SORU: Koyun ve keçilerin bulaşıcı agalaksisi (süt kesen) hastalığı belirtileri nelerdir?


CEVAP: Hastalığın ilk bulguları beden ısısında artış, durgunluk gibi genel bulgulardır. Bu devre kısa olduğundan klinik kontrolde göze çarpmayabilir. Ateşli devrenin sonunda gözlerde, memelerde, eklemlerde ısı artışı, şişkinlikler ortaya çıkabilir. Genellikle en çok etkilenen doku meme dokusudur. Memeler yumuşar, hacim olarak küçülür, süt verimi aniden düşer. Süt pıhtılı sarıboz renktedir. ilerleyen günlerde süt tamamen kesilir. Süt verimindeki düşüşe bağlı ekonomik kayıp şekillenir. Hastanın iştahı normaldir genel durumu pek fazla bozulmaz. Fakat hastalar göz ve eklem şekli yüzünden merada rahatça dolaşıp beslenemediğinden zayışarlar. Göz formunda gözler kızarık ve ödemlidir. Göz bulanık yapıda ve sümüksü koyu sarı renkte bir gözyaşı akıntısı vardır son dönemde gözde irinli bir yangı oluşur ve hayvanda görme kaybı meydana gelir. Eklem formunda, hayvanlarda yaygın toplalık, eklemlerde şişkinlik, sıcaklık ve ağrı dikkati çeker.

#34

SORU: Psoydotuberküloz (Yalancı Verem) nasıl bulaşır?


CEVAP: Mikrop hasta hayvanlardaki irinli odakların dışa açılması sonucu çevreye yayılır. Açık yaralar toprakla veya bulaşık atlıkla temas haline geldiğinde mikrop bulaşabilir. Göbek kordonu ile de bulaşma olabilir. Bulaşmada asıl önemli olan faktör insandır. Kuzularda kuyruk kesme, kulakta çentik açarak hayvanları işaretleme, küpe uygulama, açık kısırlaştırma ve kırkım işlemleri ile bulaşma meydana gelebilir. Kırkım yapılmış olan koyunların kırkım yaraları iyileşmeden kene banyolarına sokulacak olursa yine hastalık bulaşabilir.

#35

SORU: Keçi ciğer ağrısı hastalığının belirtisi nelerdir?
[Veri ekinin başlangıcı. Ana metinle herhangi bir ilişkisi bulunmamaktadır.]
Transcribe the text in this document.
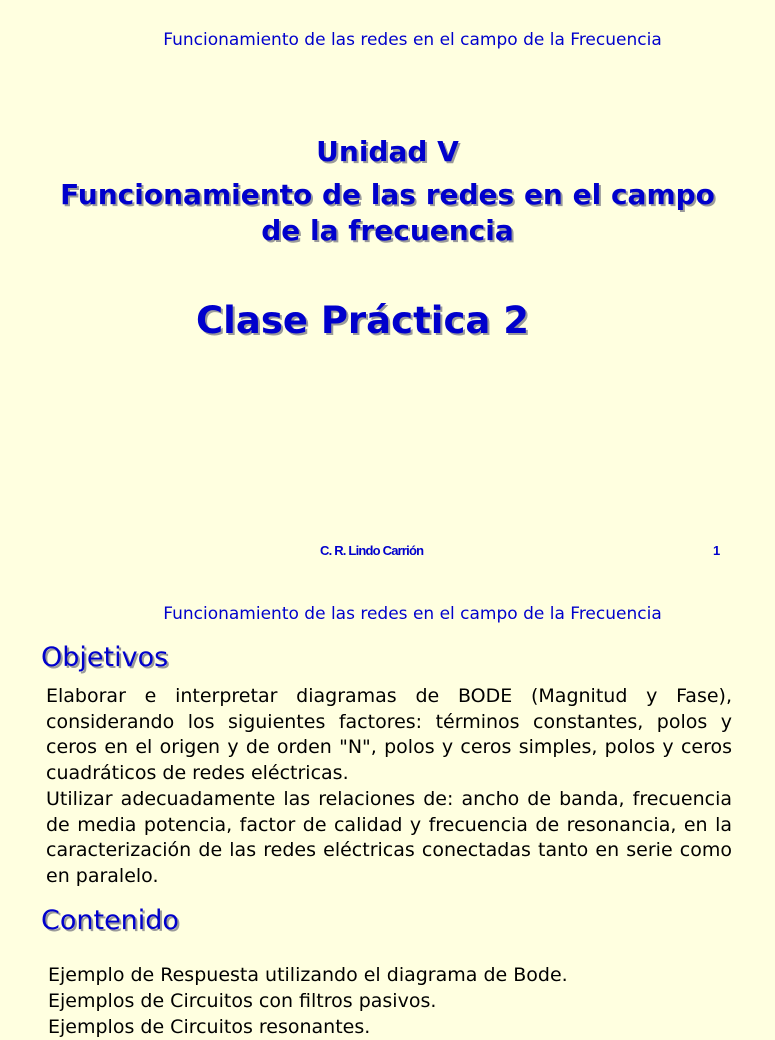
Funcionamiento de las redes en el campo de la Frecuencia
Unidad V
Funcionamiento de las redes en el campo de la frecuencia
Clase Práctica 2
C. R. Lindo Carrión	1
Funcionamiento de las redes en el campo de la Frecuencia
Objetivos

Elaborar e interpretar diagramas de BODE (Magnitud y Fase), considerando los siguientes factores: términos constantes, polos y ceros en el origen y de orden "N", polos y ceros simples, polos y ceros cuadráticos de redes eléctricas.

Utilizar adecuadamente las relaciones de: ancho de banda, frecuencia de media potencia, factor de calidad y frecuencia de resonancia, en la caracterización de las redes eléctricas conectadas tanto en serie como en paralelo.

Contenido
Ejemplo de Respuesta utilizando el diagrama de Bode.
Ejemplos de Circuitos con filtros pasivos.
Ejemplos de Circuitos resonantes.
CEVAP: İlk bulgular, genel durgunluk, sürünün gerisinde kalma, bitkinlik ve iştahsızlıktır. Hastalanan hayvanların beden ısısında yükselme tespit edilir. Hasta keçiler sık sık öksürür tıksırır, burundan önce açık renk daha sonra koyu sarı-yeşilimsi renkte (mukoprulent) akıntı gelir. Solunum sayısı ilk günden itibaren artar ve solunum güçlüğü şekillenir. Hayvan başını öne uzatıp ağzı açık nefes almaya çalışır. Bazı gebe keçilerde yavru atmalar oluşabilir.

#36

SORU: Piyeten (Tırnak Çürüğü) hastalığından korunmak için alınacak önlemler nelerdir?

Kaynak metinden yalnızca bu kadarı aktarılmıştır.